By Randal C. Archibold and Damien Cave for The New York Times. The top three contenders for Mexico’s presidency have all promised a major shift in the country’s drug war strategy, placing a higher priority on reducing the violence in Mexico than on using arrests and seizures to block the flow of drugs to the United States.
The candidates, while vowing to continue to fight drug trafficking, say they intend to eventually withdraw the Mexican Army from the drug fight. They are concerned that it has proved unfit for police work and has contributed to the high death toll, which has exceeded 50,000 since the departing president, Felipe Calderón, made the military a cornerstone of his battle against drug traffickers more than five years ago.
The front-runner, Enrique Peña Nieto, does not emphasize stopping drug shipments or capturing drug kingpins as he enters the final weeks of campaigning for the July 1 election. Lately he has suggested that while Mexico should continue to work with the United States government against organized crime, it should not “subordinate to the strategies of other countries.”

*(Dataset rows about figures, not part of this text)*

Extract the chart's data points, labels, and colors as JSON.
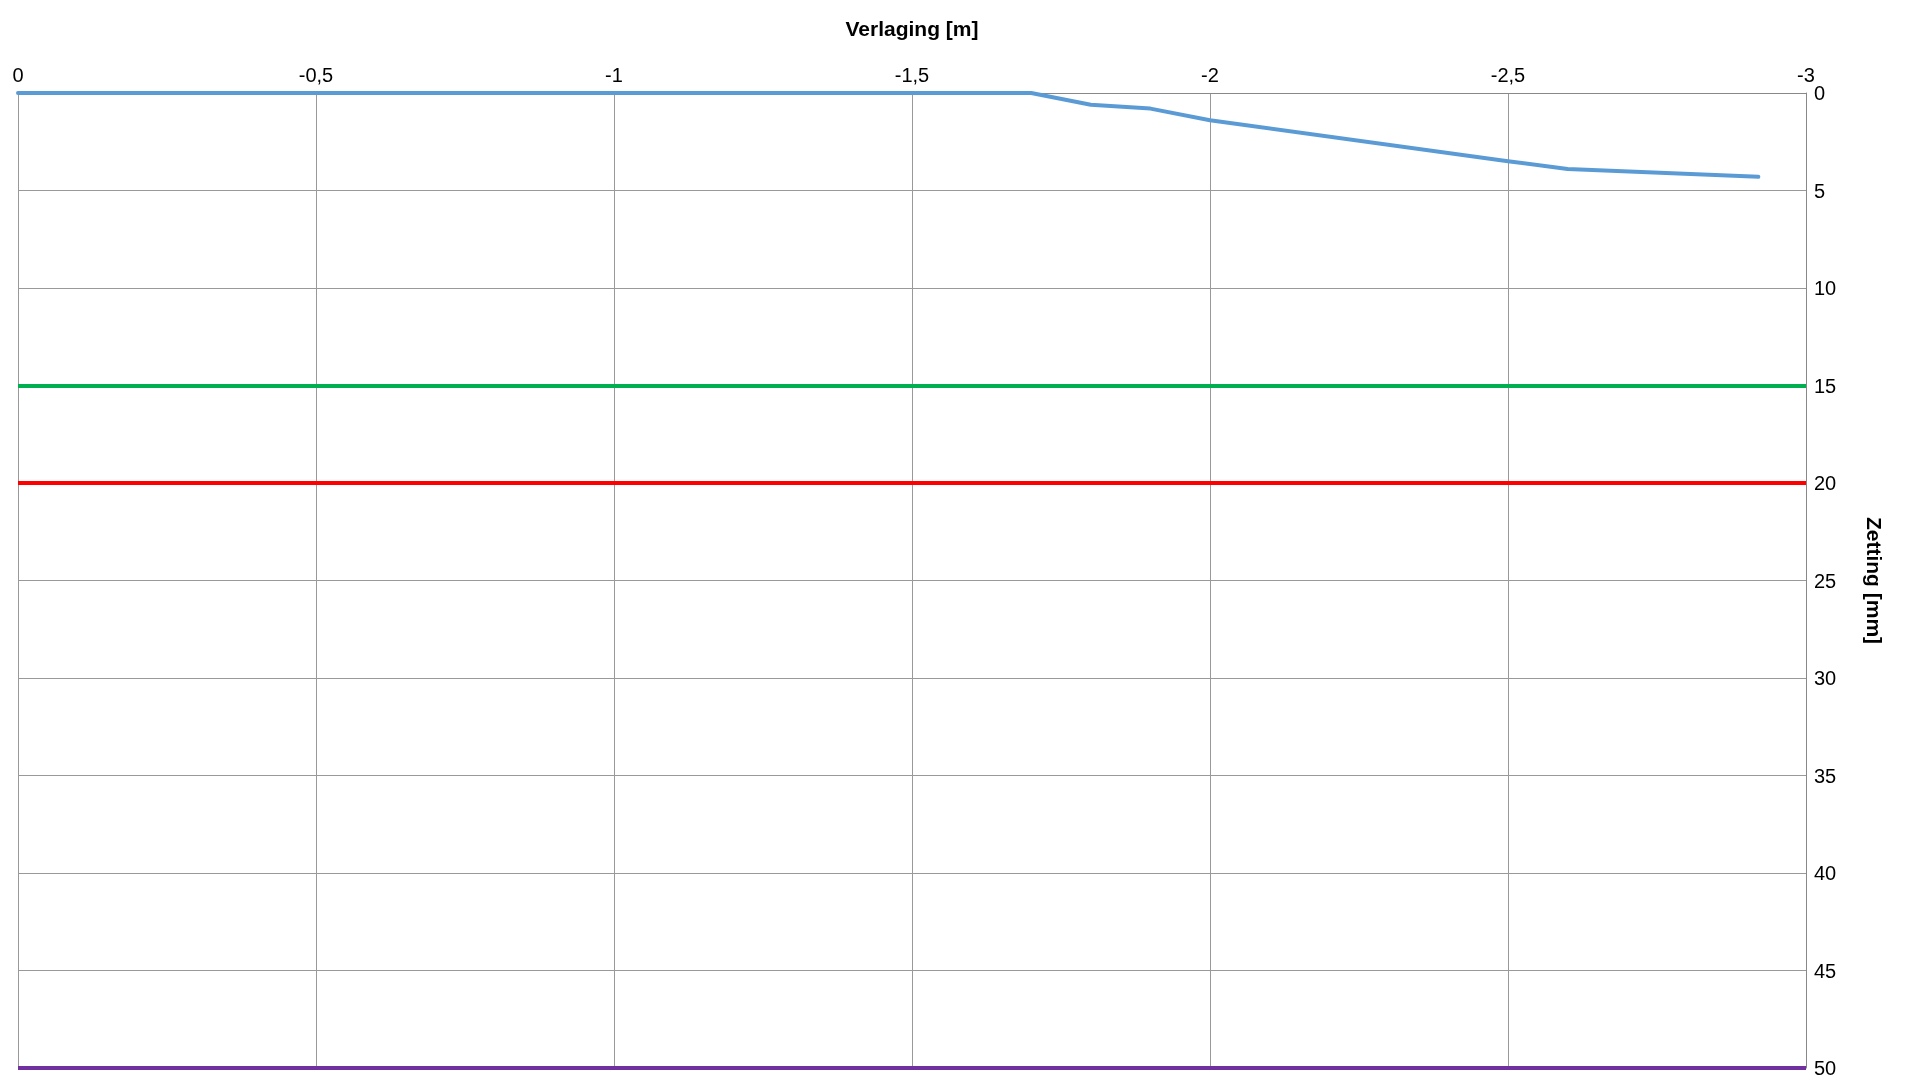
{
  "chart_data": {
    "type": "line",
    "xlabel": "Verlaging [m]",
    "ylabel": "Zetting [mm]",
    "x": [
      0,
      -1.7,
      -1.8,
      -1.9,
      -2.0,
      -2.5,
      -2.6,
      -2.92
    ],
    "series": [
      {
        "color": "#5b9bd5",
        "values": [
          0,
          0,
          0.6,
          0.8,
          1.4,
          3.5,
          3.9,
          4.3
        ]
      }
    ],
    "xlim": [
      0,
      -3
    ],
    "xticks": [
      0,
      {
        "value": -0.5,
        "label": "-0,5"
      },
      -1,
      {
        "value": -1.5,
        "label": "-1,5"
      },
      -2,
      {
        "value": -2.5,
        "label": "-2,5"
      },
      -3
    ],
    "ylim": [
      50,
      0
    ],
    "yticks": [
      0,
      5,
      10,
      15,
      20,
      25,
      30,
      35,
      40,
      45,
      50
    ],
    "ref_lines": [
      {
        "axis": "y",
        "value": 15,
        "color": "#00b050"
      },
      {
        "axis": "y",
        "value": 20,
        "color": "#ff0000"
      },
      {
        "axis": "y",
        "value": 50,
        "color": "#7030a0"
      }
    ],
    "grid": true,
    "marker": "none",
    "line_style": "solid"
  }
}
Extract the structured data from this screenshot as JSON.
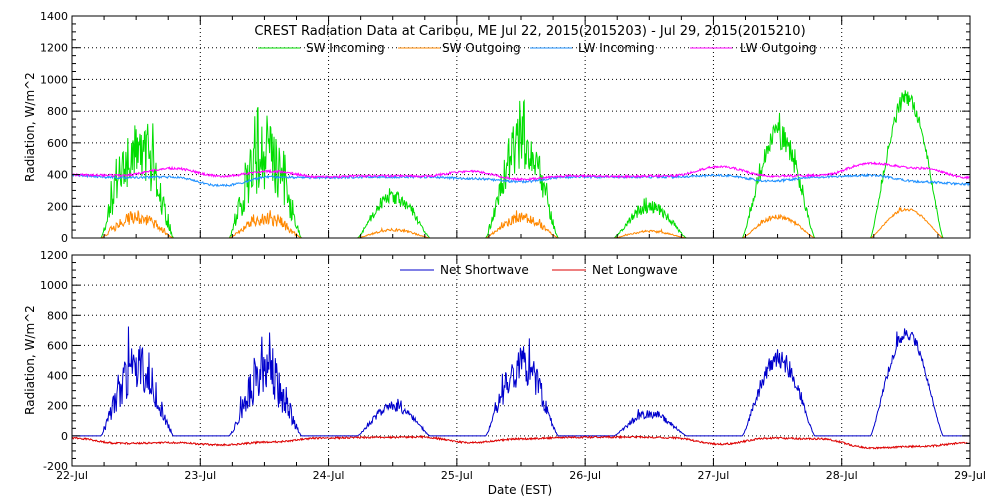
{
  "chart_data": [
    {
      "type": "line",
      "title": "CREST Radiation Data at Caribou, ME   Jul 22, 2015(2015203) - Jul 29, 2015(2015210)",
      "xlabel": "",
      "ylabel": "Radiation, W/m^2",
      "xlim": [
        0,
        7
      ],
      "ylim": [
        0,
        1400
      ],
      "yticks": [
        "0",
        "200",
        "400",
        "600",
        "800",
        "1000",
        "1200",
        "1400"
      ],
      "grid": true,
      "legend_position": "top",
      "series": [
        {
          "name": "SW Incoming",
          "color": "#00dd00",
          "baseline": 0,
          "daily_peak_envelope": [
            800,
            760,
            300,
            780,
            240,
            740,
            950
          ],
          "daily_max_spike": [
            1030,
            880,
            320,
            870,
            260,
            790,
            980
          ],
          "variability": [
            0.55,
            0.6,
            0.3,
            0.45,
            0.35,
            0.25,
            0.12
          ]
        },
        {
          "name": "SW Outgoing",
          "color": "#ff8800",
          "baseline": 0,
          "daily_peak_envelope": [
            175,
            160,
            60,
            160,
            50,
            150,
            190
          ],
          "daily_max_spike": [
            210,
            180,
            70,
            180,
            60,
            165,
            200
          ],
          "variability": [
            0.5,
            0.5,
            0.3,
            0.4,
            0.3,
            0.2,
            0.1
          ]
        },
        {
          "name": "LW Incoming",
          "color": "#1e90ff",
          "baseline": 380,
          "levels": [
            395,
            380,
            385,
            330,
            385,
            380,
            385,
            385,
            375,
            355,
            385,
            385,
            385,
            395,
            360,
            385,
            395,
            355,
            340
          ]
        },
        {
          "name": "LW Outgoing",
          "color": "#ff00ff",
          "baseline": 390,
          "levels": [
            398,
            395,
            440,
            390,
            420,
            385,
            392,
            390,
            420,
            370,
            392,
            388,
            392,
            450,
            390,
            395,
            470,
            440,
            380
          ]
        }
      ]
    },
    {
      "type": "line",
      "title": "",
      "xlabel": "Date (EST)",
      "ylabel": "Radiation, W/m^2",
      "xlim": [
        0,
        7
      ],
      "ylim": [
        -200,
        1200
      ],
      "yticks": [
        "-200",
        "0",
        "200",
        "400",
        "600",
        "800",
        "1000",
        "1200"
      ],
      "xticks": [
        "22-Jul",
        "23-Jul",
        "24-Jul",
        "25-Jul",
        "26-Jul",
        "27-Jul",
        "28-Jul",
        "29-Jul"
      ],
      "grid": true,
      "legend_position": "top",
      "series": [
        {
          "name": "Net Shortwave",
          "color": "#0000cc",
          "baseline": 0,
          "daily_peak_envelope": [
            620,
            560,
            230,
            600,
            180,
            580,
            720
          ],
          "daily_max_spike": [
            810,
            700,
            250,
            690,
            210,
            610,
            780
          ],
          "variability": [
            0.55,
            0.6,
            0.3,
            0.45,
            0.35,
            0.25,
            0.12
          ]
        },
        {
          "name": "Net Longwave",
          "color": "#dd0000",
          "baseline": -10,
          "levels": [
            -15,
            -50,
            -45,
            -60,
            -40,
            -15,
            -10,
            -8,
            -45,
            -20,
            -10,
            -8,
            -12,
            -55,
            -15,
            -20,
            -80,
            -70,
            -45
          ]
        }
      ]
    }
  ]
}
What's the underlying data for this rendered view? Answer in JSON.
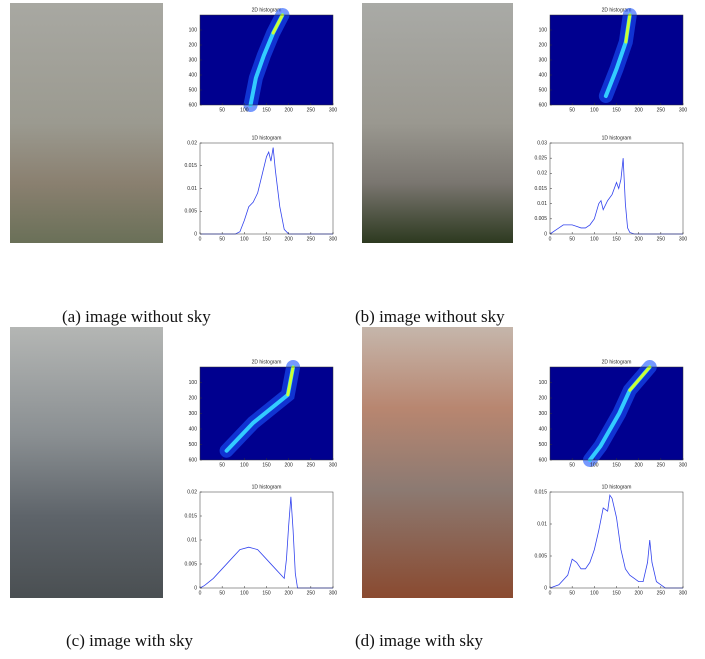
{
  "chart_data": [
    {
      "type": "heatmap",
      "title": "2D histogram",
      "xlim": [
        0,
        300
      ],
      "ylim": [
        0,
        600
      ],
      "xticks": [
        50,
        100,
        150,
        200,
        250,
        300
      ],
      "yticks": [
        100,
        200,
        300,
        400,
        500,
        600
      ]
    },
    {
      "type": "line",
      "title": "1D histogram",
      "x": [
        0,
        50,
        80,
        90,
        100,
        110,
        120,
        130,
        140,
        150,
        155,
        160,
        165,
        170,
        180,
        190,
        200,
        250,
        300
      ],
      "values": [
        0,
        0,
        0,
        0.0005,
        0.003,
        0.006,
        0.007,
        0.009,
        0.013,
        0.017,
        0.018,
        0.016,
        0.019,
        0.014,
        0.006,
        0.001,
        0,
        0,
        0
      ],
      "xlim": [
        0,
        300
      ],
      "ylim": [
        0,
        0.02
      ],
      "xticks": [
        0,
        50,
        100,
        150,
        200,
        250,
        300
      ],
      "yticks": [
        0,
        0.005,
        0.01,
        0.015,
        0.02
      ],
      "color": "#3344ee"
    },
    {
      "type": "heatmap",
      "title": "2D histogram",
      "xlim": [
        0,
        300
      ],
      "ylim": [
        0,
        600
      ],
      "xticks": [
        50,
        100,
        150,
        200,
        250,
        300
      ],
      "yticks": [
        100,
        200,
        300,
        400,
        500,
        600
      ]
    },
    {
      "type": "line",
      "title": "1D histogram",
      "x": [
        0,
        10,
        20,
        30,
        40,
        50,
        60,
        70,
        80,
        90,
        100,
        110,
        115,
        120,
        130,
        140,
        150,
        155,
        160,
        165,
        170,
        175,
        180,
        190,
        250,
        300
      ],
      "values": [
        0,
        0.001,
        0.002,
        0.003,
        0.003,
        0.003,
        0.0025,
        0.002,
        0.002,
        0.003,
        0.005,
        0.01,
        0.011,
        0.008,
        0.011,
        0.013,
        0.017,
        0.015,
        0.018,
        0.025,
        0.01,
        0.002,
        0.0005,
        0,
        0,
        0
      ],
      "xlim": [
        0,
        300
      ],
      "ylim": [
        0,
        0.03
      ],
      "xticks": [
        0,
        50,
        100,
        150,
        200,
        250,
        300
      ],
      "yticks": [
        0,
        0.005,
        0.01,
        0.015,
        0.02,
        0.025,
        0.03
      ],
      "color": "#3344ee"
    },
    {
      "type": "heatmap",
      "title": "2D histogram",
      "xlim": [
        0,
        300
      ],
      "ylim": [
        0,
        600
      ],
      "xticks": [
        50,
        100,
        150,
        200,
        250,
        300
      ],
      "yticks": [
        100,
        200,
        300,
        400,
        500,
        600
      ]
    },
    {
      "type": "line",
      "title": "1D histogram",
      "x": [
        0,
        10,
        30,
        50,
        70,
        90,
        110,
        130,
        150,
        170,
        190,
        195,
        200,
        205,
        210,
        215,
        220,
        250,
        300
      ],
      "values": [
        0,
        0.0005,
        0.002,
        0.004,
        0.006,
        0.008,
        0.0085,
        0.008,
        0.006,
        0.004,
        0.002,
        0.006,
        0.013,
        0.019,
        0.012,
        0.003,
        0,
        0,
        0
      ],
      "xlim": [
        0,
        300
      ],
      "ylim": [
        0,
        0.02
      ],
      "xticks": [
        0,
        50,
        100,
        150,
        200,
        250,
        300
      ],
      "yticks": [
        0,
        0.005,
        0.01,
        0.015,
        0.02
      ],
      "color": "#3344ee"
    },
    {
      "type": "heatmap",
      "title": "2D histogram",
      "xlim": [
        0,
        300
      ],
      "ylim": [
        0,
        600
      ],
      "xticks": [
        50,
        100,
        150,
        200,
        250,
        300
      ],
      "yticks": [
        100,
        200,
        300,
        400,
        500,
        600
      ]
    },
    {
      "type": "line",
      "title": "1D histogram",
      "x": [
        0,
        20,
        40,
        50,
        60,
        70,
        80,
        90,
        100,
        110,
        120,
        130,
        135,
        140,
        150,
        160,
        170,
        180,
        200,
        210,
        220,
        225,
        230,
        240,
        250,
        260,
        300
      ],
      "values": [
        0,
        0.0005,
        0.002,
        0.0045,
        0.004,
        0.003,
        0.003,
        0.004,
        0.006,
        0.009,
        0.0125,
        0.012,
        0.0145,
        0.014,
        0.011,
        0.006,
        0.003,
        0.002,
        0.001,
        0.001,
        0.004,
        0.0075,
        0.004,
        0.001,
        0.0005,
        0,
        0
      ],
      "xlim": [
        0,
        300
      ],
      "ylim": [
        0,
        0.015
      ],
      "xticks": [
        0,
        50,
        100,
        150,
        200,
        250,
        300
      ],
      "yticks": [
        0,
        0.005,
        0.01,
        0.015
      ],
      "color": "#3344ee"
    }
  ],
  "captions": [
    "(a) image without sky",
    "(b) image without sky",
    "(c)  image with sky",
    "(d) image with sky"
  ]
}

“The task of the state, what should be its priority from my point of view, and what I have called for in this campaign, is to reduce the levels of violence,” he said in an interview.
United States officials have been careful not to publicly weigh in on the race or the prospect of a changed strategy, for fear of being accused of meddling. One senior Obama administration official said on Friday that Mr. Peña Nieto’s demand that the United States respect Mexican priorities “is a sound bite he is using for obvious political purposes.” In private meetings, the official said, “what we basically get is that he fully appreciates and understands that if/when he wins, he is going to keep working with us.”
Still, the potential shift, reflecting the thinking of a growing number of crime researchers, has raised concern among some American policy makers. “Will there be a situation where the next president just turns a blind eye to the cartels, ceding Mexico to the cartels, or will they be a willing partner with the United States to combat them?” Representative Ben Quayle, an Arizona Republican, asked at a hearing this month in Phoenix. “I hope it’s the latter.”
The two other principal candidates, Andrés Manuel López Obrador, who narrowly lost the race in 2006 and is gaining in polls, and Josefina Vázquez Mota of the incumbent National Action Party, have joined Mr. Peña Nieto in promising to make it their priority to reduce the body count, which has spiraled out of control during Mr. Calderón’s six-year tenure.
“Results will be measured not by how many criminals are captured, but by how stable and secure the communities are,” Ms. Vázquez Mota wrote on her campaign Web site.
Mr. López Obrador — whose security strategy is called “Abrazos, no balazos,” or “Hugs, not bullets” — has criticized how United States officials have approached securing Mexico. “They should send us cheap credit, not military helicopters,” he said.
Mr. Calderón, who is constitutionally limited to one term, used the army more aggressively in fighting drugs than any previous Mexican leader, overshadowing his attempts to improve Mexican institutions. All three candidates vow on the stump to devote more attention to programs that address the social inequality that leads young people to join criminal groups.
The candidates promise to continue fortifying the federal police, and Mr. Peña Nieto has called for adding a “gendarmerie” paramilitary unit for the most violent, rural areas where policing is especially lacking. But they eschew Mr. Calderón’s talk of dismantling the cartels and promising big seizures, and only when pressed in an interview did Mr. Peña Nieto suggest that capturing the most-wanted kingpin, Joaquín Guzmán, known as El Chapo, would be a goal.
As the candidate of the Institutional Revolutionary Party, or the PRI, Mr. Peña Nieto is the source of much of the American worry. The PRI ran Mexico for 71 years, until 2000, with authoritarianism, corruption and, critics say, a wink and nod to drug traffickers. Indeed, Mr. Peña Nieto’s comfortable lead in the polls has shrunk after opponents warned, among other charges, that he and his party would make deals with the cartels for peace.
Mr. Peña Nieto, 45, insisted in an interview that he was a fresh face representing a new democratic era for the party — going as far as to say he has never tried any illicit drug. But he nevertheless defended the PRI, saying the other parties have had their share of bad apples and suggesting that the return of the party would be another sign of Mexico’s maturing democracy.
“I come from a party with a great history,” he said. “It is singled out more for its mistakes and errors than its achievements,” like poverty reduction and social programs.
Mexican analysts say the candidates are responding to growing public frustration with the current antidrug approach. Mr. Calderón has long portrayed the violence, much of it cartel infighting, as a sign that traffickers are on their heels, an idea that has lost resonance with the public.